Friday 21 October 2016

Singer Chrissie Hynde says victims 'to blame' in some rape cases

Chrissie Hynde is under fire
Chrissie Hynde is under fire

Singer Chrissie Hynde has been criticised for saying that it can be a woman's fault if she is raped.

The 63-year-old Pretenders rocker said she blames herself for being forced to perform sexual acts under the threat of violence.

Aged 21, the star crossed paths with members of one of Ohio's leather-clad gangs, who promised to take her to a party, but instead took her to an empty house. However, she claims to take "full responsibility".

"Technically speaking, however you want to look at it, this was all my doing and I take full responsibility," she told the Sunday Times Magazine.

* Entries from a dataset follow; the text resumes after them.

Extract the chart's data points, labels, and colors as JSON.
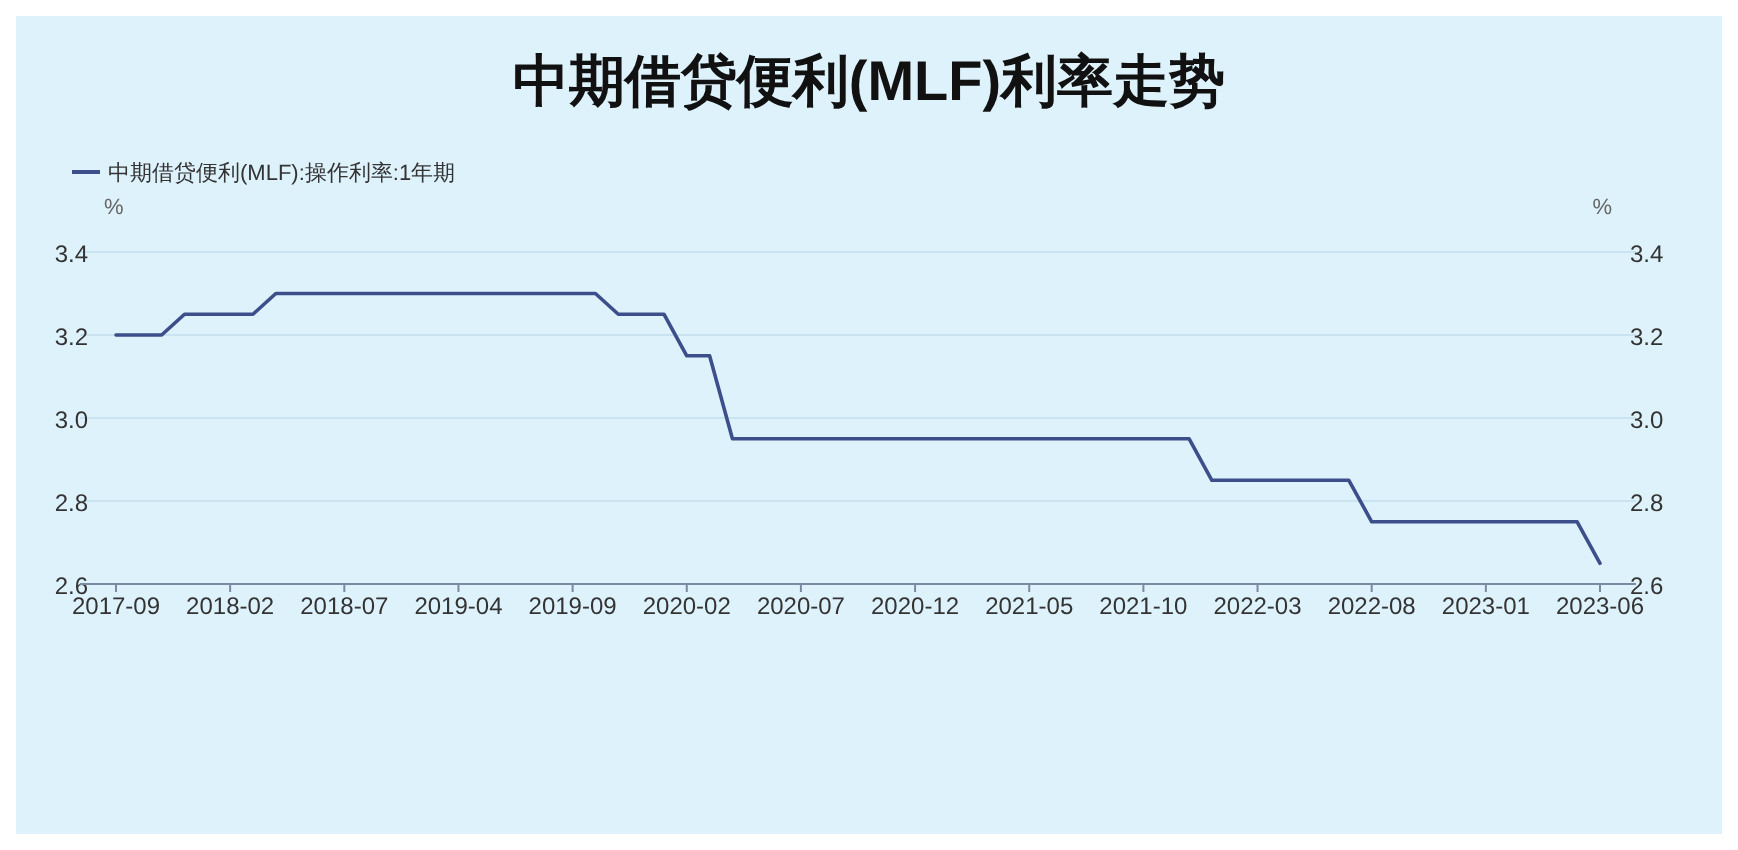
{
  "chart_data": {
    "type": "line",
    "title": "中期借贷便利(MLF)利率走势",
    "ylabel": "%",
    "y2label": "%",
    "categories": [
      "2017-09",
      null,
      null,
      null,
      null,
      "2018-02",
      null,
      null,
      null,
      null,
      "2018-07",
      null,
      null,
      null,
      null,
      "2019-04",
      null,
      null,
      null,
      null,
      "2019-09",
      null,
      null,
      null,
      null,
      "2020-02",
      null,
      null,
      null,
      null,
      "2020-07",
      null,
      null,
      null,
      null,
      "2020-12",
      null,
      null,
      null,
      null,
      "2021-05",
      null,
      null,
      null,
      null,
      "2021-10",
      null,
      null,
      null,
      null,
      "2022-03",
      null,
      null,
      null,
      null,
      "2022-08",
      null,
      null,
      null,
      null,
      "2023-01",
      null,
      null,
      null,
      null,
      "2023-06"
    ],
    "series": [
      {
        "name": "中期借贷便利(MLF):操作利率:1年期",
        "color": "#3d4f8a",
        "values": [
          3.2,
          3.2,
          3.2,
          3.25,
          3.25,
          3.25,
          3.25,
          3.3,
          3.3,
          3.3,
          3.3,
          3.3,
          3.3,
          3.3,
          3.3,
          3.3,
          3.3,
          3.3,
          3.3,
          3.3,
          3.3,
          3.3,
          3.25,
          3.25,
          3.25,
          3.15,
          3.15,
          2.95,
          2.95,
          2.95,
          2.95,
          2.95,
          2.95,
          2.95,
          2.95,
          2.95,
          2.95,
          2.95,
          2.95,
          2.95,
          2.95,
          2.95,
          2.95,
          2.95,
          2.95,
          2.95,
          2.95,
          2.95,
          2.85,
          2.85,
          2.85,
          2.85,
          2.85,
          2.85,
          2.85,
          2.75,
          2.75,
          2.75,
          2.75,
          2.75,
          2.75,
          2.75,
          2.75,
          2.75,
          2.75,
          2.65
        ]
      }
    ],
    "ylim": [
      2.6,
      3.4
    ],
    "yticks": [
      2.6,
      2.8,
      {
        "value": 3,
        "label": "3.0"
      },
      3.2,
      3.4
    ],
    "y2lim": [
      2.6,
      3.4
    ],
    "y2ticks": [
      2.6,
      2.8,
      {
        "value": 3,
        "label": "3.0"
      },
      3.2,
      3.4
    ],
    "grid": "y",
    "legend": "top left",
    "marker": "none",
    "line_style": "solid"
  }
}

"You can't f*** about with people, especially people who wear 'I Heart Rape' and 'On Your Knees' badges ... those motorcycle gangs, that's what they do.

"You can't paint yourself into a corner and then say 'whose brush is this?' You have to take responsibility. I mean, I was naive."

Hynde went on to say that women who dress provocatively while walking down the street drunk are also to blame if they are attacked.

"If I'm walking around in my underwear and I'm drunk? Who else's fault can it be?" she said.

"If I'm walking around and I'm very modestly dressed and I'm keeping to myself and someone attacks me, then I'd say that's his fault.


"But if I'm being very lairy and putting it about and being provocative, then you are enticing someone who's already unhinged - don't do that. Come on! That's just common sense.

"If you don't want to entice a rapist, don't wear high heels so you can't run from him.

"If you're wearing something that says 'come and f*** me', you'd better be good on your feet. I don't think I'm saying anything controversial, am I?"

Her comments were condemned by the charity Victim Support, who said that victims "should not blame themselves".

"Victims of sexual violence should never feel they were responsible, regardless of factors which may have made them particularly vulnerable," said the group's director Lucy Hastings.

"It is critical that nothing deters victims of sexual violence from coming forward to the police or to independent organisations so they can get the help they need."